Turkey Architecture News - Mar 02, 2013 - 13:22   5623 views

Mushroom Clouds

The Metropol Parasol in Seville has been shortlisted for the Mies van der Rohe Award. An outraged William JR Curtis wants to know why

Architectural awards, like cigarettes, should carry the qualification that they can harm health, or at least the health of cities and societies. The Mies van der Rohe Award (or European Prize for Contemporary Architecture) is, according to its own publicity, supposed ‘to acknowledge and reward quality architecture produced in Europe’ and to offer ‘both individuals and public institutions an opportunity to reach a clear understanding of the cultural role of architecture
in the construction of our cities’.

Maybe this soothing text requires some adjustment this year to read ‘an obfuscation of the role of privatisation, financial interests and sensationalism in the destruction of our cities’? How else can you explain the presence in the recently announced shortlist (none of it inspiring), of the Metropol Parasol in Seville by Jurgen Mayer H which effectively wrecks the Plaza de la Encarnación in the historic core with a self-indulgent exercise in pointless form making and geometrical tricks?

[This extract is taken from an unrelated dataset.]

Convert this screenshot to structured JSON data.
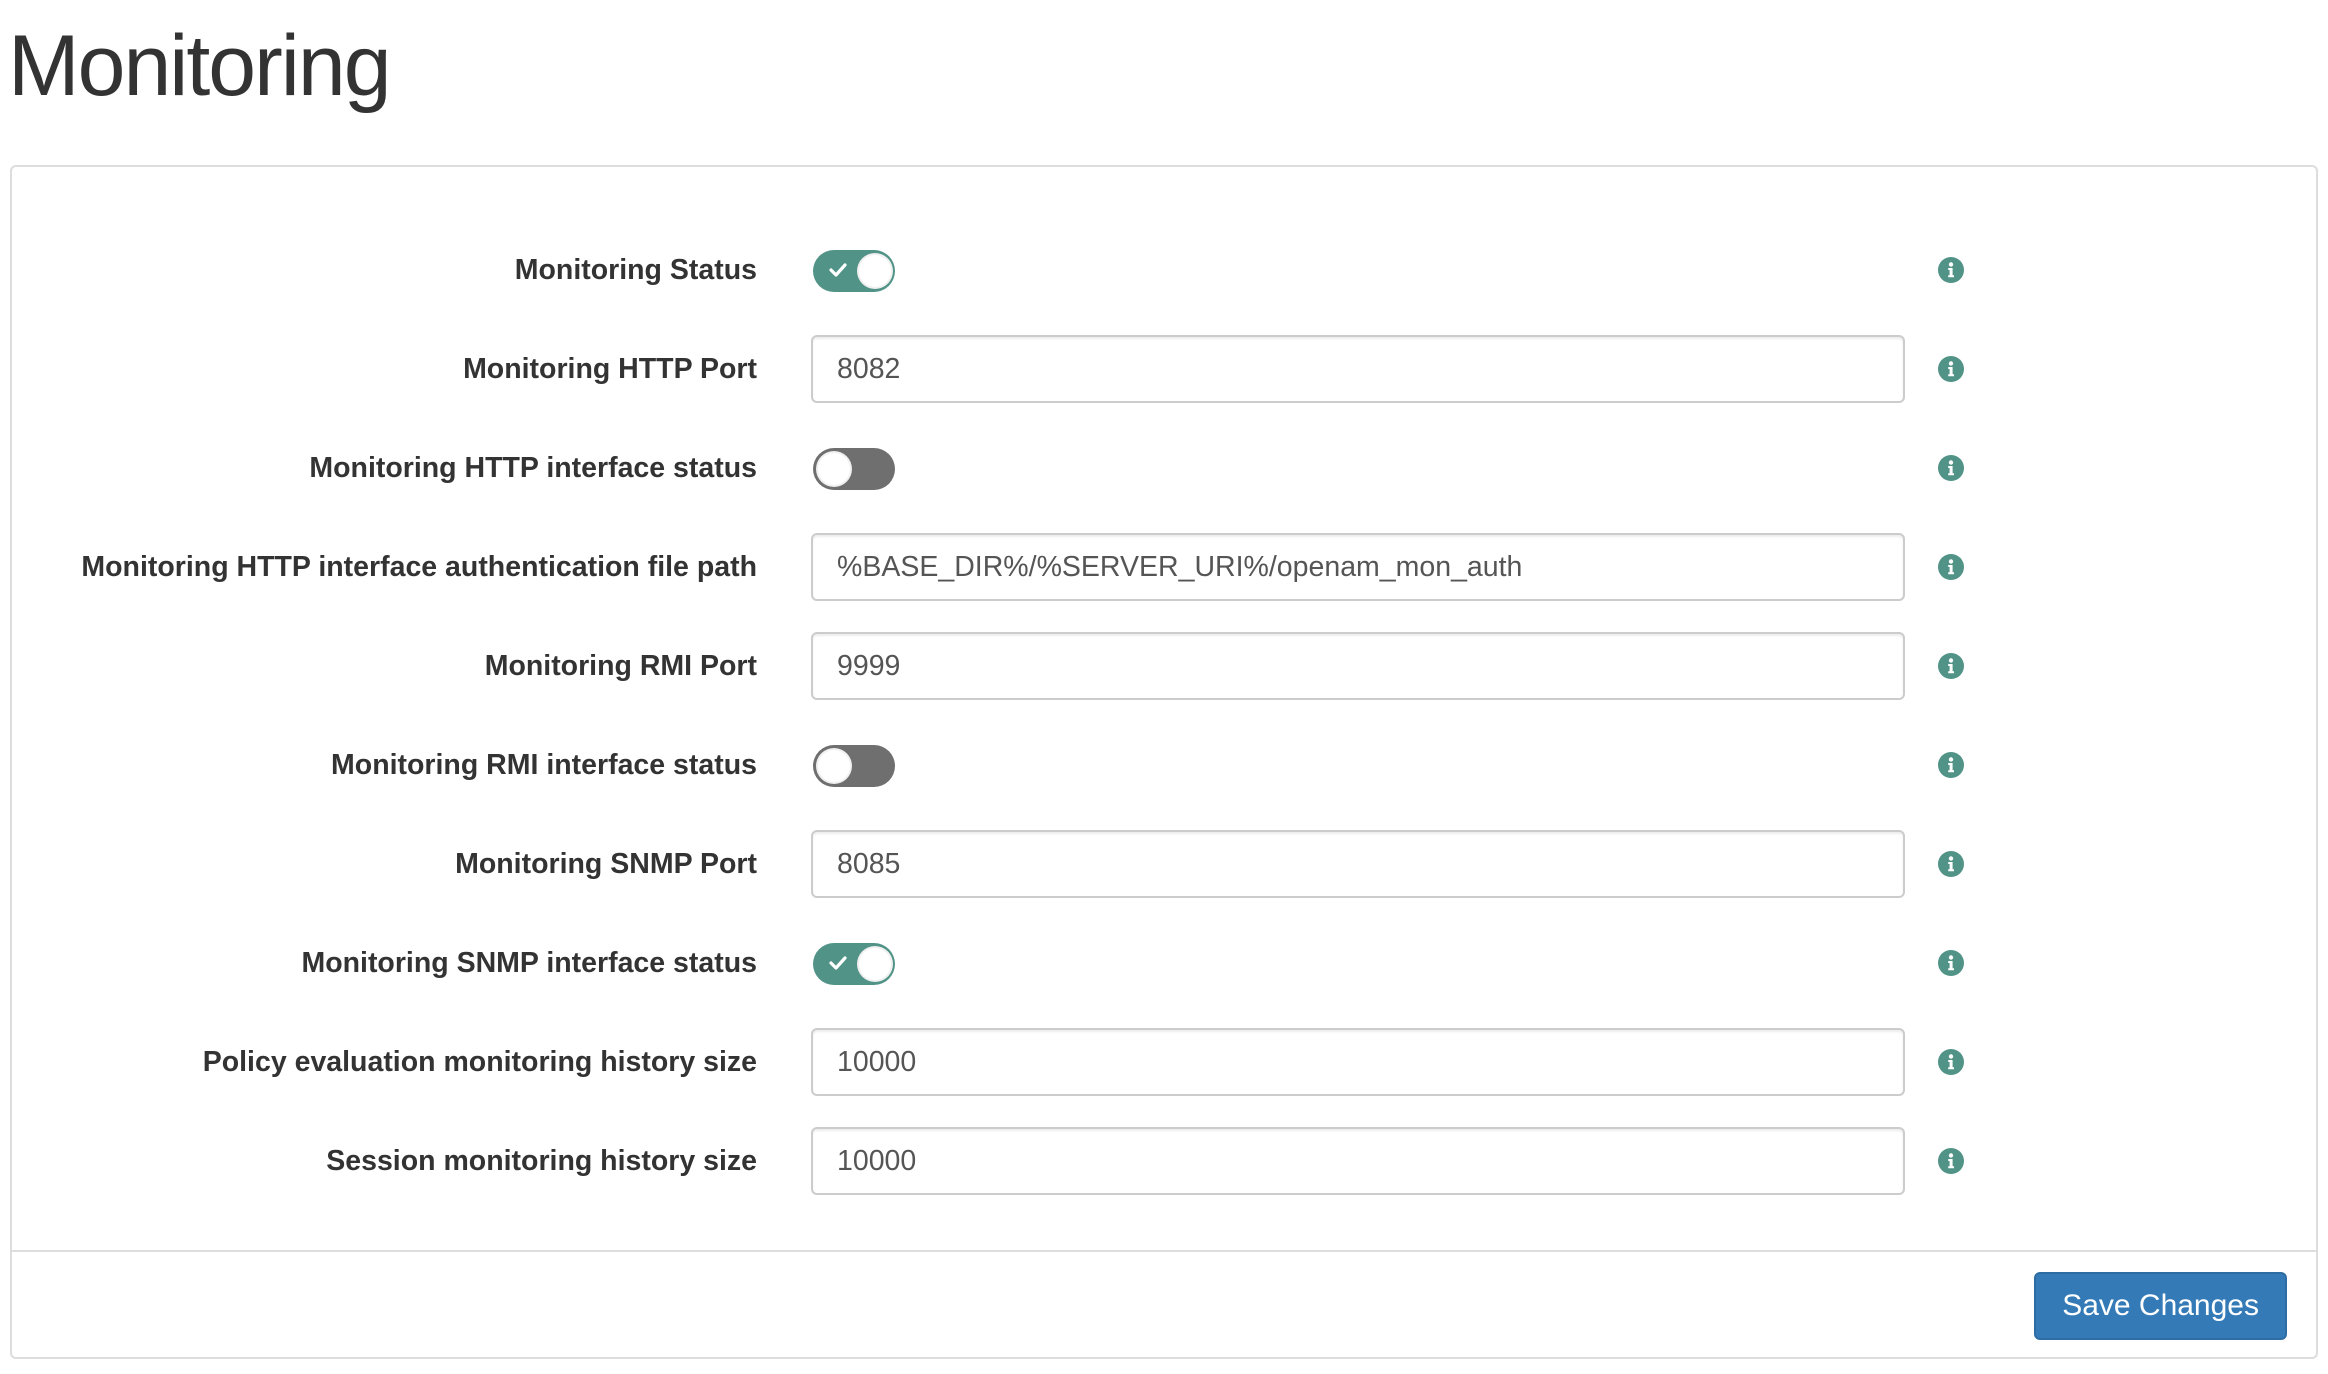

Known locally as the ‘poisoned mushrooms’, Mayer’s awkward structures destroy any sense of scale, vulgarise one of Europe’s great historical cities and privatise public urban space with a shabby shopping mall below and a paying viewing platform above. Of course, the sexy promotional photos of the project avoid showing the shoddy construction of ungainly wooden fillets slotted into a banal concrete megastructure and the negative impact upon the surrounding domestic facades and upon what is left of the pavements at ground level. Meanwhile, several ‘useful idiots’ in the intellectually bankrupt ‘theory scene’ of American academia can be found chanting on and on about Deleuzian folds (without having seen the real thing apparently).

But the central question is this: what on earth is this piece of techno kitsch, this shipwreck from the era of icons, doing on the shortlist of a prize that claims to promote architectural and urban quality? Doesn’t this make nonsense of the Mies van der Rohe Award? One has for some time suspected that choices are propelled by a cadre of curator apparatchiks who promote their national agendas within the European programme but without much critical sense: ‘eyes which do not see’.

But the situation is worse than that. At the time of writing, the City Hall of Seville is considering how to get roughly four million euros back from the architect on the grounds that the project cost twice what it should (final figure 102 million euros) due to mistakes in the process of realisation (El País, Andalusia, 13/02/2013). Is this really the example that the Mies van der Rohe Award wishes to promote, particularly in a period of acute economic crisis in which Andalusia has some of the worst unemployment in Europe?

Oddly enough Mayer still gets a platform in the USA, for example giving the first lecture of the academic year at the Graduate School of Design, Harvard University last September. By now one is used to the fact that the fancy Ivy League schools are out of touch with social and political reality, lost in the cloud cuckoo land of ‘parametrics’, but there is no reason that the ‘European Prize for Contemporary Architecture’ should abandon any sense of responsibility just to serve the interests of a muddle-headed jury and a rather hopeless set of so-called ‘advisors’. Yes let us please encourage ‘a clear understanding of the cultural role of architecture in the control of our cities’ first of all by censoring architectural pollution, secondly by not promoting trash with grandiose sounding awards.